Crouching, he added a log to the fire and stirred it. His trousers outlined his muscular thighs and firm buttocks. She imagined guiding her hands over them. Was that what she would do if she was his mistress? Touch him, caress him, tell him how marvelous he was even though at this precise moment she hated him with every breath she took?
She reached for the almost half-full glass of Scotch and tossed back nearly half of it. It fairly scalded her as it traveled through her. But it made her limbs feel as though they were no longer part of her. If she drank enough could she lie beneath him and pretend she wasn’t truly there?
“I know what it is, Evelyn, to have no options.” He was still stirring the fire, not looking at her. “To think: this cannot be my life. It is not where I was headed, and yet . . . it is where I have arrived. To survive, you learn to make the best of it. It’s not easy. It’s not what you want, but you can still own it, make it yours.”
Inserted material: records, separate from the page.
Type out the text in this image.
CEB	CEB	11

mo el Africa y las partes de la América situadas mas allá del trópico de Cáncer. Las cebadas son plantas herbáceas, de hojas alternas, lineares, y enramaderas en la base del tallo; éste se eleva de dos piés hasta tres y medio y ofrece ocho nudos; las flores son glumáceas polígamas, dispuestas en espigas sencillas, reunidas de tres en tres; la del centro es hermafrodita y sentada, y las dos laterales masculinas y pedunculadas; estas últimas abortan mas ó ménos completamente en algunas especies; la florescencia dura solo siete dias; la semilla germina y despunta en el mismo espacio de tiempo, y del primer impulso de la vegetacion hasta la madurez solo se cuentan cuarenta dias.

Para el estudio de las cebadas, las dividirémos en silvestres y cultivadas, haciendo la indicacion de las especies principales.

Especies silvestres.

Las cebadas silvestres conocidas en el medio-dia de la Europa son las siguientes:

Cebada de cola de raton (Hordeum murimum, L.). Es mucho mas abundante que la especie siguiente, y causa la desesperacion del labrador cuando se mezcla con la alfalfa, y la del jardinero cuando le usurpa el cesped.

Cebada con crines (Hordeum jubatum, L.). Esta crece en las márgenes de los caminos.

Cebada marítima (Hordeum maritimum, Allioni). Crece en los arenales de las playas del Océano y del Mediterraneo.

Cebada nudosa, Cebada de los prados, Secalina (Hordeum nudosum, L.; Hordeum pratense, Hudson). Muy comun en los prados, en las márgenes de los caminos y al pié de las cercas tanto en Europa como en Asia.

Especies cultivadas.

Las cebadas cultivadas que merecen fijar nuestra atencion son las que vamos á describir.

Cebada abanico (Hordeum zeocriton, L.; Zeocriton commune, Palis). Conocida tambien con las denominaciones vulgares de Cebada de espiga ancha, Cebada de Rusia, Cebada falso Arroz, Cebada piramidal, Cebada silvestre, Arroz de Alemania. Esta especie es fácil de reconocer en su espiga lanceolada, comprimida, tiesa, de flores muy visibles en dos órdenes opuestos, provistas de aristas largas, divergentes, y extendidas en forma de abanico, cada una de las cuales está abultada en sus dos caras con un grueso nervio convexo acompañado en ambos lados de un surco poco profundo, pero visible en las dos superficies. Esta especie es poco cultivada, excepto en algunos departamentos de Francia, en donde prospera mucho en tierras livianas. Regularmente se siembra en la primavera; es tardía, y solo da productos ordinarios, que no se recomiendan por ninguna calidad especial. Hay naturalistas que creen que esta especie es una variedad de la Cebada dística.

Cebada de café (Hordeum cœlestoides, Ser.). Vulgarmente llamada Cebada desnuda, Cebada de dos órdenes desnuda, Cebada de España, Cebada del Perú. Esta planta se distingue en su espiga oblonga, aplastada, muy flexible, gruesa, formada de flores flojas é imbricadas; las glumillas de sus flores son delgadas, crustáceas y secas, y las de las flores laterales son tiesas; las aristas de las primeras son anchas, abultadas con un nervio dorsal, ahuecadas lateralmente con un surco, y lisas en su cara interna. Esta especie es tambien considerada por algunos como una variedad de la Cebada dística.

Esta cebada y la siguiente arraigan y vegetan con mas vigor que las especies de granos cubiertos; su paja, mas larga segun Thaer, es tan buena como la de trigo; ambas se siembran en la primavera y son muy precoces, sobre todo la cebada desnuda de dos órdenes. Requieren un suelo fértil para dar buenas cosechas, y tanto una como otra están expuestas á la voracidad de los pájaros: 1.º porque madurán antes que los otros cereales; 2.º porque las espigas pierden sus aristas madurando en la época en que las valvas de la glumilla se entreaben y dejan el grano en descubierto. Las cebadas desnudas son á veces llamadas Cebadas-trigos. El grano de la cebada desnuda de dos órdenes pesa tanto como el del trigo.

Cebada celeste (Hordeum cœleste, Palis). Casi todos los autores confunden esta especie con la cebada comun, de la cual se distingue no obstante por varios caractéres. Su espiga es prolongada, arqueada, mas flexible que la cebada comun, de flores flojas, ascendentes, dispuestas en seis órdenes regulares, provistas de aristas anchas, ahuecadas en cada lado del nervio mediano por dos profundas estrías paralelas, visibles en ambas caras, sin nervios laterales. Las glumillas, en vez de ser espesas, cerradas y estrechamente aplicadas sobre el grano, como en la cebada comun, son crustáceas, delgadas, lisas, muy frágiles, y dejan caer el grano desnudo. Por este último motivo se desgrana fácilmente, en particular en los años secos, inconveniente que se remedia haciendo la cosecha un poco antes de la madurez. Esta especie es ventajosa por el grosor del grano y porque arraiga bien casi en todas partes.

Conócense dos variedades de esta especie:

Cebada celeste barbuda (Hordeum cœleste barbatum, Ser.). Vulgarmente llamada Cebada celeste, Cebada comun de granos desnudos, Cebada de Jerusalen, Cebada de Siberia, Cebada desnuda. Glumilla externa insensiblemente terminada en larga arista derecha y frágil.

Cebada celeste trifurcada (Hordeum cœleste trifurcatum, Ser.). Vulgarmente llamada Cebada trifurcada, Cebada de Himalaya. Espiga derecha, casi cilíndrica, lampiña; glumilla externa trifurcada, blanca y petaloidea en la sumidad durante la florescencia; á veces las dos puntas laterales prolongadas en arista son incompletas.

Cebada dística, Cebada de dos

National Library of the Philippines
He unfolded his magnificent form, placed his arm back on the mantel, and studied her with those icy blue eyes. “Your brother sought to humiliate you, to degrade you, to give you a place in Society that is no place at all, where you would not be seen or acknowledged. What better revenge than to become the most infamous courtesan in all of London? I won’t hide you away. I’ll flaunt you. I’ll teach you to manage your money. When our time together comes to an end, as long as the ending is of my choosing, you may have the residence and everything within it. You won’t be forced into becoming any other man’s mistress. You can select your paramours, be choosy if you wish. Seems a rather fair trade to me.”